原题网址：https://leetcode.com/problems/minimum-number-of-arrows-to-burst-balloons/

There are a number of spherical balloons spread in two-dimensional space. For each balloon, provided input is the start and end coordinates of the horizontal diameter. Since it's horizontal, y-coordinates don't matter and hence the x-coordinates of start and end of the diameter suffice. Start is always smaller than end. There will be at most 104 balloons.

An arrow can be shot up exactly vertically from different points along the x-axis. A balloon with xstart and xend bursts by an arrow shot at x if xstart≤ x ≤ xend. There is no limit to the number of arrows that can be shot. An arrow once shot keeps travelling up infinitely.

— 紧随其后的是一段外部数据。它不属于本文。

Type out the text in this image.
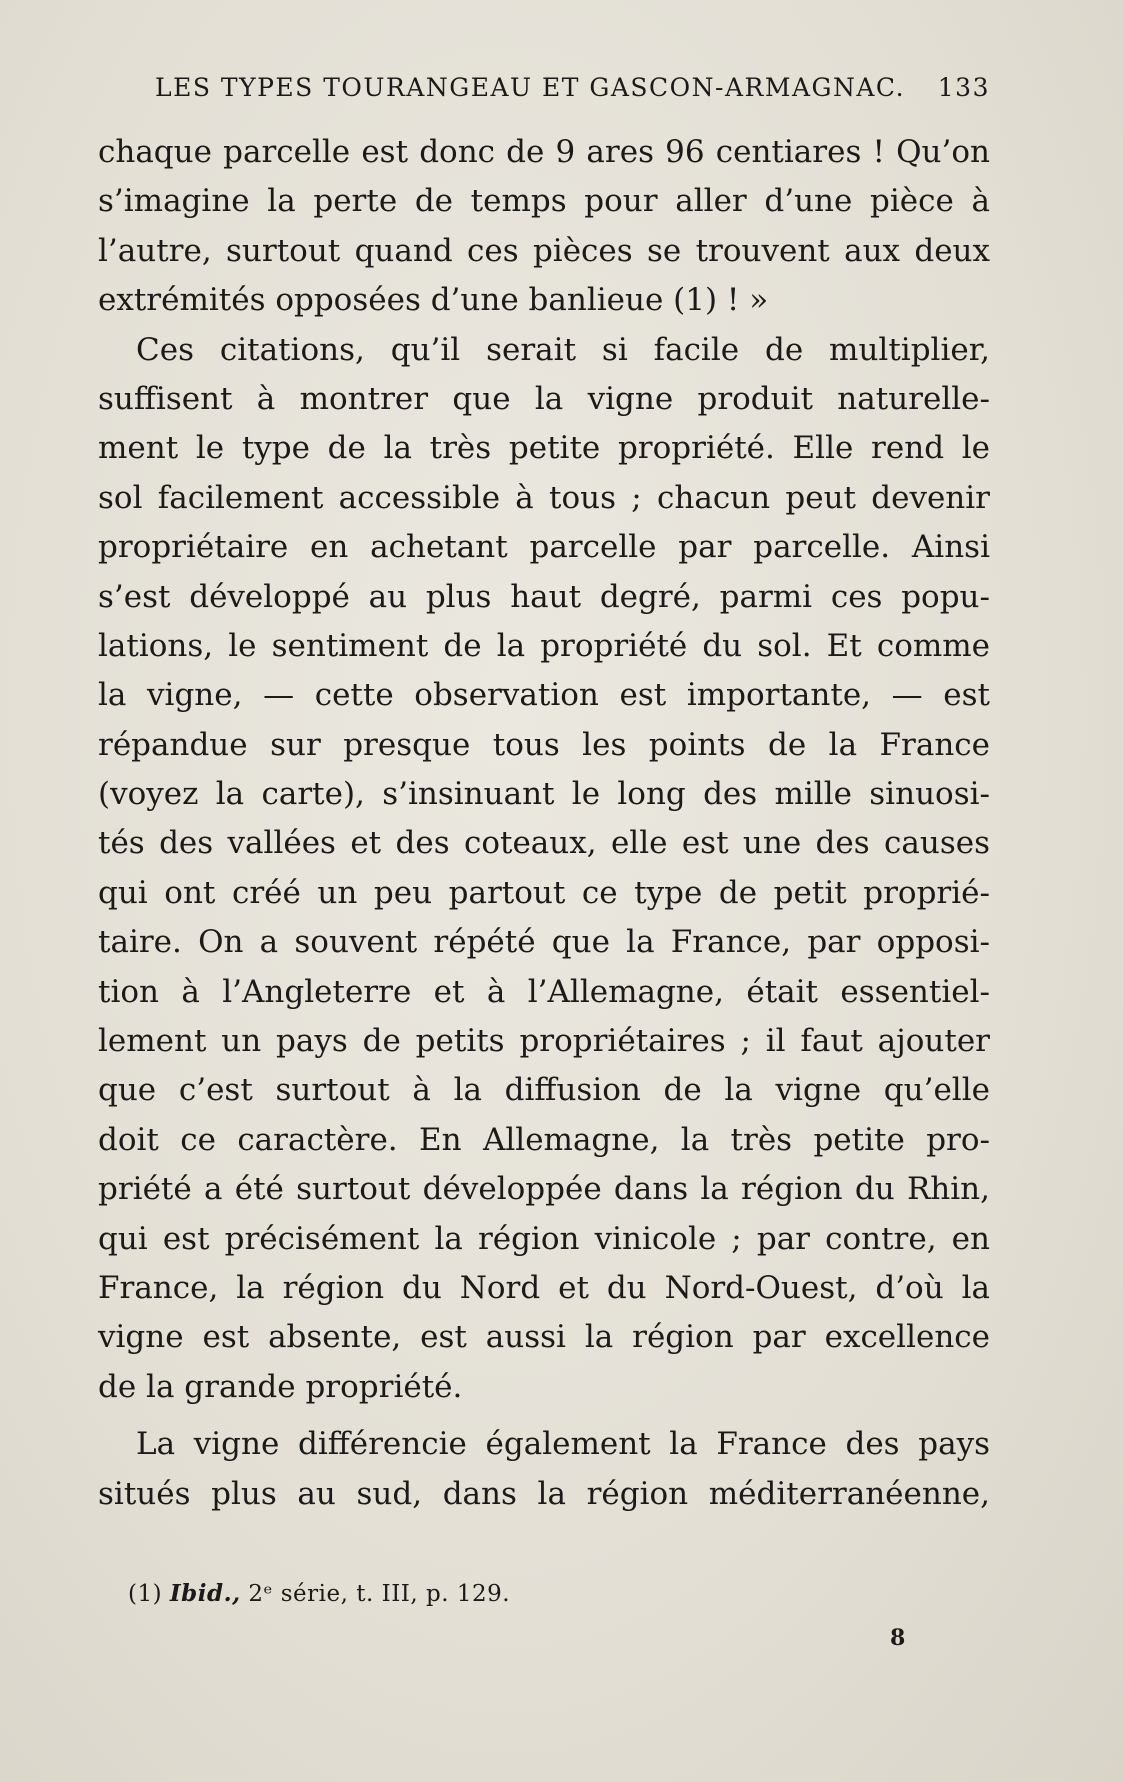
LES TYPES TOURANGEAU ET GASCON-ARMAGNAC. 133
chaque parcelle est donc de 9 ares 96 centiares ! Qu’on
s’imagine la perte de temps pour aller d’une pièce à
l’autre, surtout quand ces pièces se trouvent aux deux
extrémités opposées d’une banlieue (1) ! »
Ces citations, qu’il serait si facile de multiplier,
suffisent à montrer que la vigne produit naturelle-
ment le type de la très petite propriété. Elle rend le
sol facilement accessible à tous ; chacun peut devenir
propriétaire en achetant parcelle par parcelle. Ainsi
s’est développé au plus haut degré, parmi ces popu-
lations, le sentiment de la propriété du sol. Et comme
la vigne, — cette observation est importante, — est
répandue sur presque tous les points de la France
(voyez la carte), s’insinuant le long des mille sinuosi-
tés des vallées et des coteaux, elle est une des causes
qui ont créé un peu partout ce type de petit proprié-
taire. On a souvent répété que la France, par opposi-
tion à l’Angleterre et à l’Allemagne, était essentiel-
lement un pays de petits propriétaires ; il faut ajouter
que c’est surtout à la diffusion de la vigne qu’elle
doit ce caractère. En Allemagne, la très petite pro-
priété a été surtout développée dans la région du Rhin,
qui est précisément la région vinicole ; par contre, en
France, la région du Nord et du Nord-Ouest, d’où la
vigne est absente, est aussi la région par excellence
de la grande propriété.
La vigne différencie également la France des pays
situés plus au sud, dans la région méditerranéenne,
(1) Ibid., 2ᵉ série, t. III, p. 129.
8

The problem is to find the minimum number of arrows that must be shot to burst all balloons.

Example:

Input:
[[10,16], [2,8], [1,6], [7,12]]

Output:
2

Explanation:
One way is to shoot one arrow for example at x = 6 (bursting the balloons [2,8] and [1,6]) and another arrow at x = 11 (bursting the other two balloons).

思路：与会议室、排课表问题类似，先对开始坐标进行排序。当遇到一个结束坐标时，该气球必须被戳爆，顺带戳爆其他的气球。

方法一：先对开始坐标排序，再用最小堆处理结束坐标。

public class Solution {
    public int findMinArrowShots(int[][] points) {
        Arrays.sort(points, new Comparator<int[]>() {
            @Override
            public int compare(int[] a, int[] b) {
                return a[0] - b[0];
            }
        });
        
        PriorityQueue<int[]> minHeap = new PriorityQueue<>(new Comparator<int[]>() {
            @Override
            public int compare(int[] a, int[] b) {
                return a[1] - b[1];
            }
        });
        int shots = 0;
        for(int i = 0; i < points.length; i++) {
            if (!minHeap.isEmpty() && points[i][0] > minHeap.peek()[1]) {
                shots++;
                minHeap.clear();
            }
            minHeap.offer(points[i]);
        }
        if (!minHeap.isEmpty()) {
            shots++;
        }
        return shots;
    }
}

方法二：最小堆可以简化为一个变量。

public class Solution {
    public int findMinArrowShots(int[][] points) {
        Arrays.sort(points, new Comparator<int[]>() {
            @Override
            public int compare(int[] a, int[] b) {
                return a[0] - b[0];
            }
        });

        int shots = 0;
        boolean hasMin = false;
        int minValue = Integer.MIN_VALUE;
        for(int i = 0; i < points.length; i++) {
            if (!hasMin) {
                minValue = points[i][1];
                hasMin = true;
            } else if (points[i][0] > minValue) {
                shots++;
                minValue = points[i][1];
            } else {
                minValue = Math.min(minValue, points[i][1]);
            }
        }
        if (hasMin) {
            shots++;
        }
        return shots;
    }
}